Air Force Secretary Frank Kendall told the House Armed Services strategic forces subcommittee on Apr. 27 that Air Force acquisition chief Andrew Hunter and Bill LaPlante, head of acquisition at the Pentagon, recently made an adjustment to the Sentinel program and that reaching Sentinel IOC on time will be a challenge.

Kendall did not detail in his testimony what the Sentinel program adjustment entails.

“It’s also been a very long time since we did an ICBM like this so we don’t have the sort of recent experience we’d like to have,” Kendall said at the Apr. 27 hearing. “At this point as far as I know, we are still holding to the schedule for IOC, but my sense of this is that I think it’s gonna be a challenge to make that.”

Sentinel’s schedule “is of utmost importance to us … given that we have a no bid/no competition contractor so we’re gonna watch it closely,” Rep. John Garamendi (D-Calif.) told Kendall at the hearing. Kendall must recuse himself from Sentinel decisions because of his previous consulting work for Northrop Grumman.

A Selected Acquisition Report released last year noted that the Sentinel program has had schedule difficulties related to cleared personnel staffing, classified information technology infrastructure, and booster electronics development.

Last month, Northrop Grumman said that it had recently completed the first full-scale static test of a Sentinel solid rocket motor at the company’s test facility in Promontory, Utah, as the company readies for possible first flight of a Sentinel prototype this year.

A Defense Department report sent to Congress last September indicated a possible 10-month delay in the Sentinel development effort, yet Air Force Brig. Gen. Ty Neuman, the service’s director of concepts, said in February that Northrop is still on track to perform a full-scale inaugural flight test in 2023. The Air Force’s estimated acquisition cost for the 634 Sentinel missiles is $95.8 billion, while estimated life-cycle costs into the 2070s are nearly $264 billion.

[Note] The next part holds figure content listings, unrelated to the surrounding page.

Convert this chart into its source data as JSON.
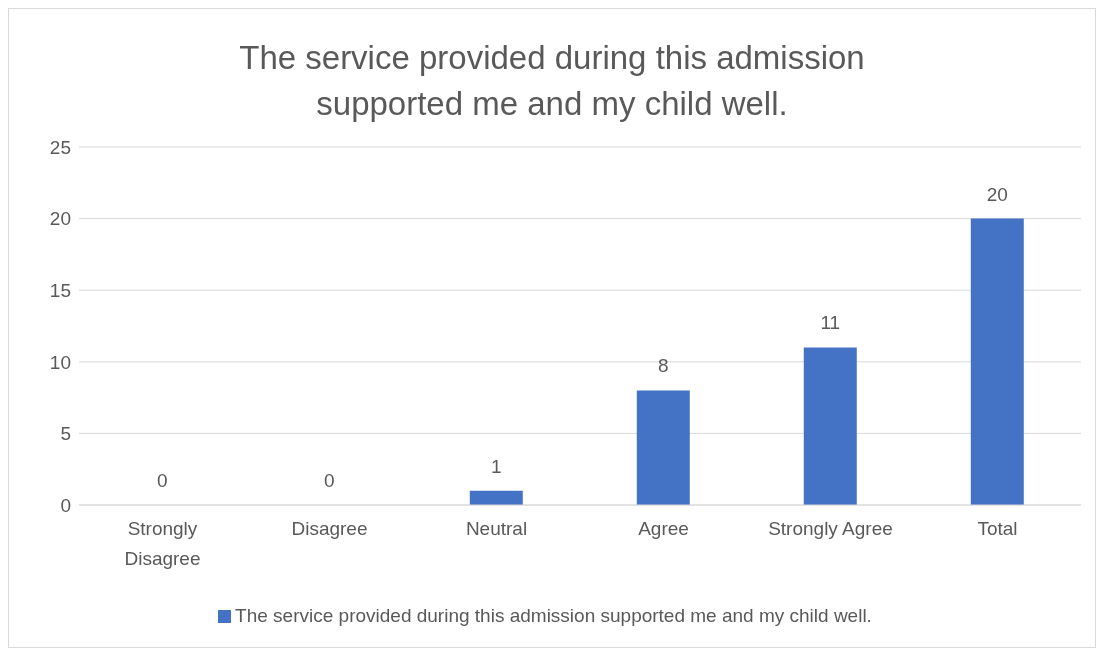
{
  "chart_data": {
    "type": "bar",
    "title": "The service provided during this admission supported me and my child well.",
    "categories": [
      "Strongly Disagree",
      "Disagree",
      "Neutral",
      "Agree",
      "Strongly Agree",
      "Total"
    ],
    "series": [
      {
        "name": "The service provided during this admission supported me and my child well.",
        "color": "#4472c4",
        "values": [
          0,
          0,
          1,
          8,
          11,
          20
        ]
      }
    ],
    "ylim": [
      0,
      25
    ],
    "yticks": [
      0,
      5,
      10,
      15,
      20,
      25
    ],
    "grid": "y",
    "data_labels": true,
    "legend": "bottom"
  }
}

Sentinel features a three-stage booster rocket. Northrop Grumman, which has an in-house solid rocket motor business, will make the missile’s first- and second-stage solid motors. Aerojet Rocketdyne, the last independent U.S. provider of solid rocket stages, will make the third-stage motor.

Sentinel will initially carry the W87-0 thermonuclear warhead, refurbished versions of the W87 from the Minuteman missiles it will replace. Later in its fielding, the new missiles will be tipped with the W87-1 warhead, a newly manufactured copy of the Minuteman’s W78 warhead, but with a fresh plutonium pit. 

The National Nuclear Security Administration’s Lawrence Livermore National Laboratory will provide both warheads. The Los Alamos National Laboratory will provide the first new W87-1 pits.

This story first appeared in Exchange Monitor affiliate publication Defense Daily.